Two years.
It’s been almost two years since I moved from Southern California to Oregon for college. Two years since I moved away from the state I’ve lived in my entire life. Two years since I moved away from the friends that have become like family to me.
As I reflect on this while traveling on my 30 hour train ride back to these friends and memories, I’m struck by the same, nagging feeling that has been in the back of my mind ever since I started college: the fear of seeing my old friends again.
Why am I afraid? What am I so scared of? They’re people I have known for years. They are the individuals I have shared countless memories with. They are the people whom I have laughed and cried with, the ones I survived middle school and high school with.
I know them. Why should I be afraid of what I know?
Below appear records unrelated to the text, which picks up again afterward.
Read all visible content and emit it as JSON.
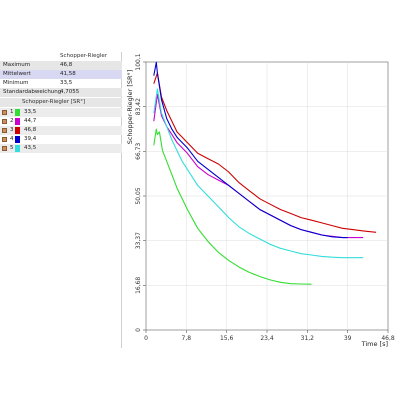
{
  "stats": {
    "header": "Schopper-Riegler [SR°]",
    "rows": [
      {
        "label": "Maximum",
        "value": "46,8"
      },
      {
        "label": "Mittelwert",
        "value": "41,58"
      },
      {
        "label": "Minimum",
        "value": "33,5"
      },
      {
        "label": "Standardabweichung",
        "value": "4,7055"
      }
    ]
  },
  "legend": {
    "header": "Schopper-Riegler [SR°]",
    "items": [
      {
        "num": "1",
        "value": "33,5",
        "color": "#33dd33"
      },
      {
        "num": "2",
        "value": "44,7",
        "color": "#cc00cc"
      },
      {
        "num": "3",
        "value": "46,8",
        "color": "#cc0000"
      },
      {
        "num": "4",
        "value": "39,4",
        "color": "#0000cc"
      },
      {
        "num": "5",
        "value": "43,5",
        "color": "#33dddd"
      }
    ]
  },
  "chart_data": {
    "type": "line",
    "xlabel": "Time [s]",
    "ylabel": "Schopper-Riegler [SR°]",
    "xlim": [
      0,
      46.8
    ],
    "ylim": [
      0,
      100.1
    ],
    "xticks": [
      "0",
      "7,8",
      "15,6",
      "23,4",
      "31,2",
      "39",
      "46,8"
    ],
    "yticks": [
      "0",
      "16,68",
      "33,37",
      "50,05",
      "66,73",
      "83,42",
      "100,1"
    ],
    "series": [
      {
        "name": "1",
        "color": "#33dd33",
        "x": [
          1.5,
          2.0,
          2.2,
          2.6,
          3.2,
          4,
          5,
          6,
          7,
          8,
          10,
          12,
          14,
          16,
          18,
          20,
          22,
          24,
          26,
          28,
          30,
          32
        ],
        "y": [
          69,
          75,
          73,
          74,
          67,
          63,
          58,
          53,
          49,
          45,
          38,
          33,
          29,
          26,
          23.5,
          21.5,
          20,
          18.7,
          17.8,
          17.3,
          17.2,
          17.1
        ]
      },
      {
        "name": "2",
        "color": "#cc00cc",
        "x": [
          1.5,
          2.2,
          3,
          4,
          5,
          6,
          7,
          8,
          10,
          12,
          14,
          16,
          18,
          20,
          22,
          24,
          26,
          28,
          30,
          32,
          34,
          36,
          38,
          40,
          42
        ],
        "y": [
          78,
          88,
          80,
          76,
          73,
          70,
          68,
          66,
          61,
          58,
          56,
          54,
          51,
          48,
          45,
          43,
          41,
          39,
          37.5,
          36.5,
          35.5,
          35,
          34.5,
          34.5,
          34.5
        ]
      },
      {
        "name": "3",
        "color": "#cc0000",
        "x": [
          1.5,
          2.2,
          3,
          4,
          5,
          6,
          7,
          8,
          10,
          12,
          14,
          16,
          18,
          20,
          22,
          24,
          26,
          28,
          30,
          32,
          34,
          36,
          38,
          40,
          42,
          44.5
        ],
        "y": [
          92,
          96,
          87,
          82,
          78,
          74,
          72,
          70,
          66,
          64,
          62,
          59,
          55,
          52,
          49,
          47,
          45,
          43.5,
          42,
          41,
          40,
          39,
          38,
          37.5,
          37,
          36.5
        ]
      },
      {
        "name": "4",
        "color": "#0000cc",
        "x": [
          1.5,
          2.0,
          2.2,
          3,
          4,
          5,
          6,
          7,
          8,
          10,
          12,
          14,
          16,
          18,
          20,
          22,
          24,
          26,
          28,
          30,
          32,
          34,
          36,
          38,
          39
        ],
        "y": [
          95,
          100,
          96,
          86,
          79,
          75,
          72,
          70,
          68,
          63,
          60,
          57,
          54,
          51,
          48,
          45,
          43,
          41,
          39,
          37.5,
          36.5,
          35.5,
          34.8,
          34.5,
          34.5
        ]
      },
      {
        "name": "5",
        "color": "#33dddd",
        "x": [
          1.5,
          2.2,
          3,
          4,
          5,
          6,
          7,
          8,
          10,
          12,
          14,
          16,
          18,
          20,
          22,
          24,
          26,
          28,
          30,
          32,
          34,
          36,
          38,
          40,
          42
        ],
        "y": [
          81,
          90,
          81,
          76,
          71,
          67,
          63,
          60,
          54,
          50,
          46,
          42,
          38.5,
          36,
          34,
          32,
          30.5,
          29.5,
          28.5,
          28,
          27.5,
          27.2,
          27,
          27,
          27
        ]
      }
    ]
  }
}
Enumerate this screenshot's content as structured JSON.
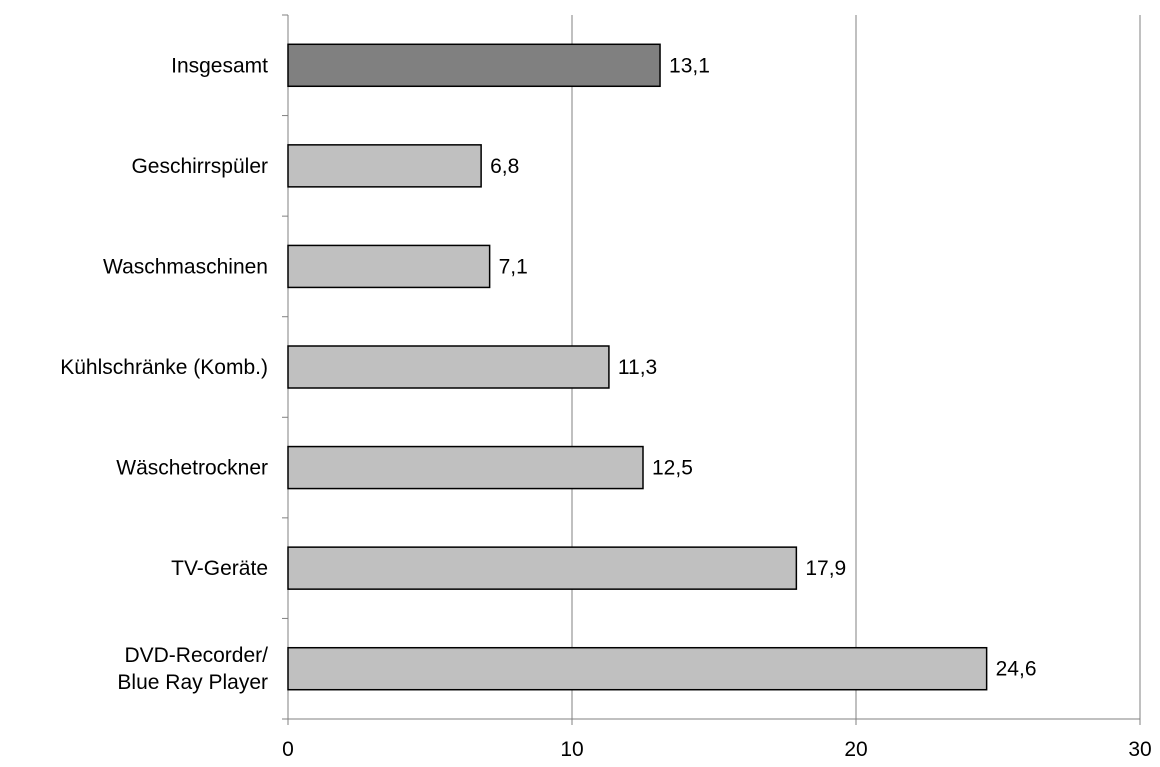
{
  "chart_data": {
    "type": "bar",
    "orientation": "horizontal",
    "title": "",
    "xlabel": "",
    "ylabel": "",
    "xlim": [
      0,
      30
    ],
    "xticks": [
      "0",
      "10",
      "20",
      "30"
    ],
    "xtick_values": [
      0,
      10,
      20,
      30
    ],
    "grid": "vertical gridlines at 10 and 20",
    "legend": "none",
    "categories": [
      [
        "Insgesamt"
      ],
      [
        "Geschirrspüler"
      ],
      [
        "Waschmaschinen"
      ],
      [
        "Kühlschränke (Komb.)"
      ],
      [
        "Wäschetrockner"
      ],
      [
        "TV-Geräte"
      ],
      [
        "DVD-Recorder/",
        "Blue Ray Player"
      ]
    ],
    "values": [
      13.1,
      6.8,
      7.1,
      11.3,
      12.5,
      17.9,
      24.6
    ],
    "value_labels": [
      "13,1",
      "6,8",
      "7,1",
      "11,3",
      "12,5",
      "17,9",
      "24,6"
    ],
    "colors": {
      "highlight": "#808080",
      "bar": "#c0c0c0",
      "outline": "#000000",
      "grid": "#808080",
      "axis": "#808080"
    },
    "highlight_index": 0
  }
}
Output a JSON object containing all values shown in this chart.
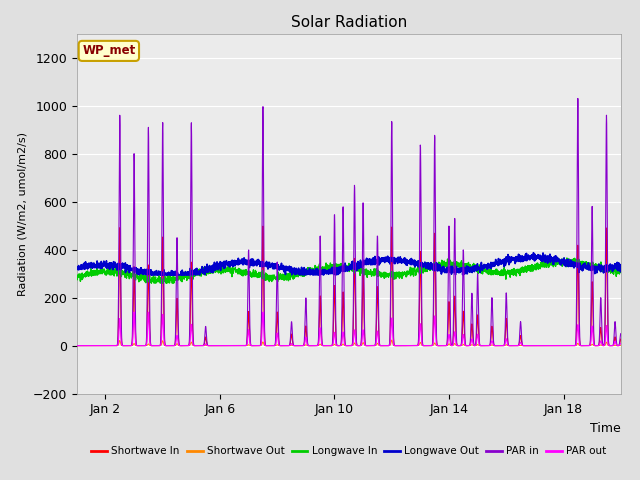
{
  "title": "Solar Radiation",
  "ylabel": "Radiation (W/m2, umol/m2/s)",
  "xlabel": "Time",
  "ylim": [
    -200,
    1300
  ],
  "yticks": [
    -200,
    0,
    200,
    400,
    600,
    800,
    1000,
    1200
  ],
  "background_color": "#e0e0e0",
  "plot_bg_color": "#ebebeb",
  "annotation_text": "WP_met",
  "annotation_bg": "#ffffcc",
  "annotation_border": "#c8a000",
  "annotation_text_color": "#880000",
  "legend_entries": [
    "Shortwave In",
    "Shortwave Out",
    "Longwave In",
    "Longwave Out",
    "PAR in",
    "PAR out"
  ],
  "legend_colors": [
    "#ff0000",
    "#ff8800",
    "#00cc00",
    "#0000cc",
    "#8800cc",
    "#ff00ff"
  ],
  "xtick_labels": [
    "Jan 2",
    "Jan 6",
    "Jan 10",
    "Jan 14",
    "Jan 18"
  ],
  "xtick_positions": [
    1,
    5,
    9,
    13,
    17
  ],
  "num_days": 19,
  "seed": 42
}
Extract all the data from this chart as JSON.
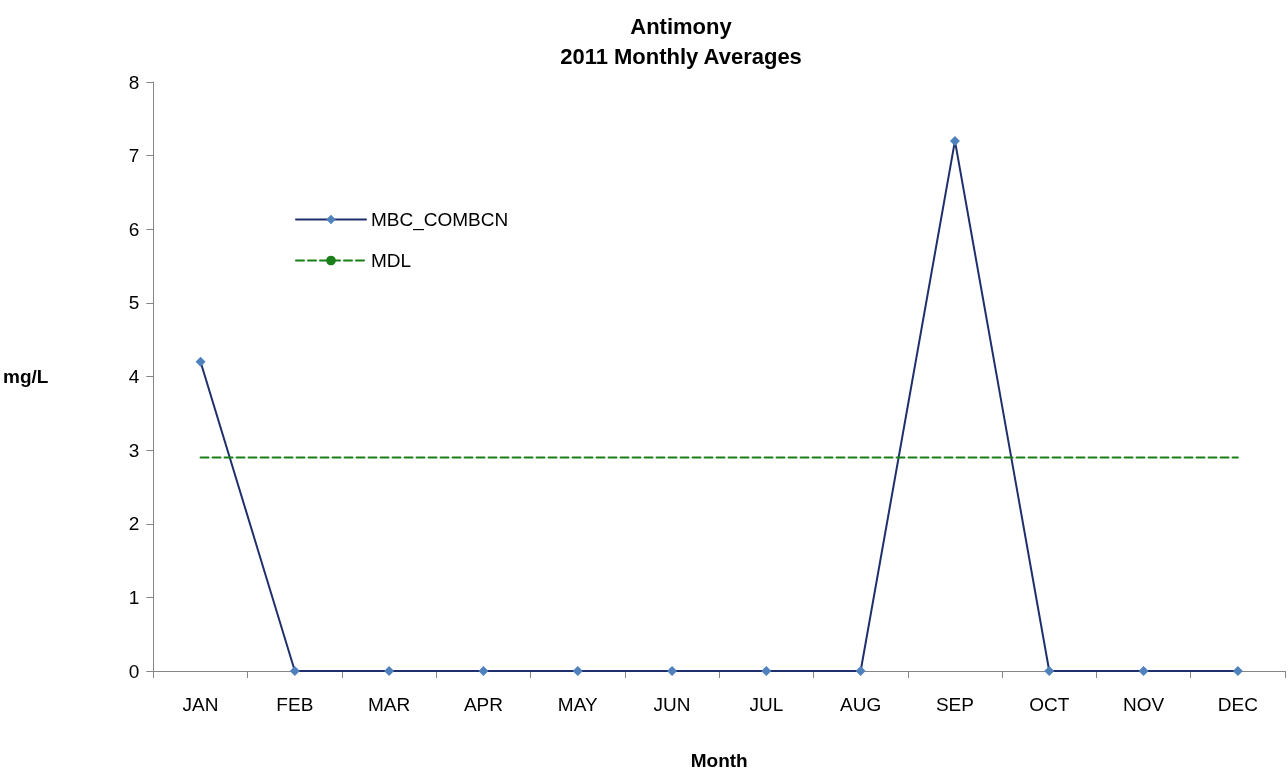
{
  "chart_data": {
    "type": "line",
    "title": "Antimony\n2011 Monthly Averages",
    "xlabel": "Month",
    "ylabel": "mg/L",
    "categories": [
      "JAN",
      "FEB",
      "MAR",
      "APR",
      "MAY",
      "JUN",
      "JUL",
      "AUG",
      "SEP",
      "OCT",
      "NOV",
      "DEC"
    ],
    "series": [
      {
        "name": "MBC_COMBCN",
        "color": "#1f2f6b",
        "marker": "diamond",
        "line_style": "solid",
        "values": [
          4.2,
          0,
          0,
          0,
          0,
          0,
          0,
          0,
          7.2,
          0,
          0,
          0
        ]
      },
      {
        "name": "MDL",
        "color": "#1a7f1a",
        "marker": "none",
        "line_style": "dashed",
        "values": [
          2.9,
          2.9,
          2.9,
          2.9,
          2.9,
          2.9,
          2.9,
          2.9,
          2.9,
          2.9,
          2.9,
          2.9
        ]
      }
    ],
    "ylim": [
      0,
      8
    ],
    "yticks": [
      0,
      1,
      2,
      3,
      4,
      5,
      6,
      7,
      8
    ],
    "grid": false,
    "legend": "top left"
  }
}
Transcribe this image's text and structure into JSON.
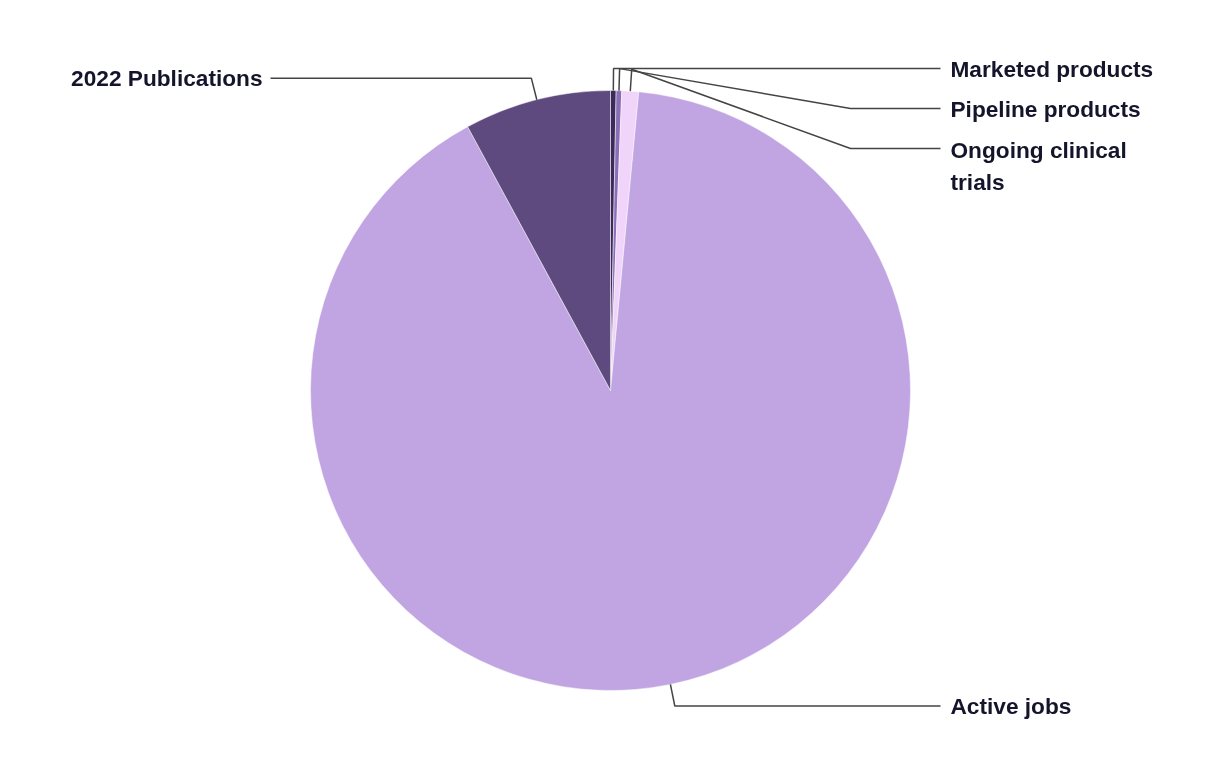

I know why I’m afraid. I know why I always try to push that fear away into the inner recesses of my mind. It’s a fear that I absolutely no control over.
It’s the fear of change.
I’m afraid of that moment when I come back to California, and instead of the usual feeling of familiarity that I once shared with my friends, I will instead be greeted by the awkward silence of someone that I don’t recognize and someone who doesn’t recognize me. I know I am a completely different person now than I was before I started college. It’s only reasonable that the people I know would undergo drastic changes as well.
What am I to do if I return to California and the people I remember so fondly are forever just a memory, now being replaced by someone completely new? What if I am no longer the person they remember so well and am not the person that they enjoyed being friends with?
I don’t know exactly what I would do if that happened. This will be my fifth time visiting them since I moved away two years ago. Every time before we picked right up where we left off, not missing a beat. Maybe that’ll never change.
But, even if it does change, I know I’ll be fine. We will all be fine.
Even if we all seem different and changed, there will always be that piece of us that is still there. The new changes that my friends and I have all undergone are just the joys of learning more about each other. Change isn’t always bad, although that’s something I constantly forget.
As I get closer and closer to seeing my friends again, I still have that inkling of fear in the back of my mind. But in addition to that fear is excitement — excitement for what new stories and experiences that my friends will share with me and that I will share with them. The growth we have experienced individually will help us to grow together.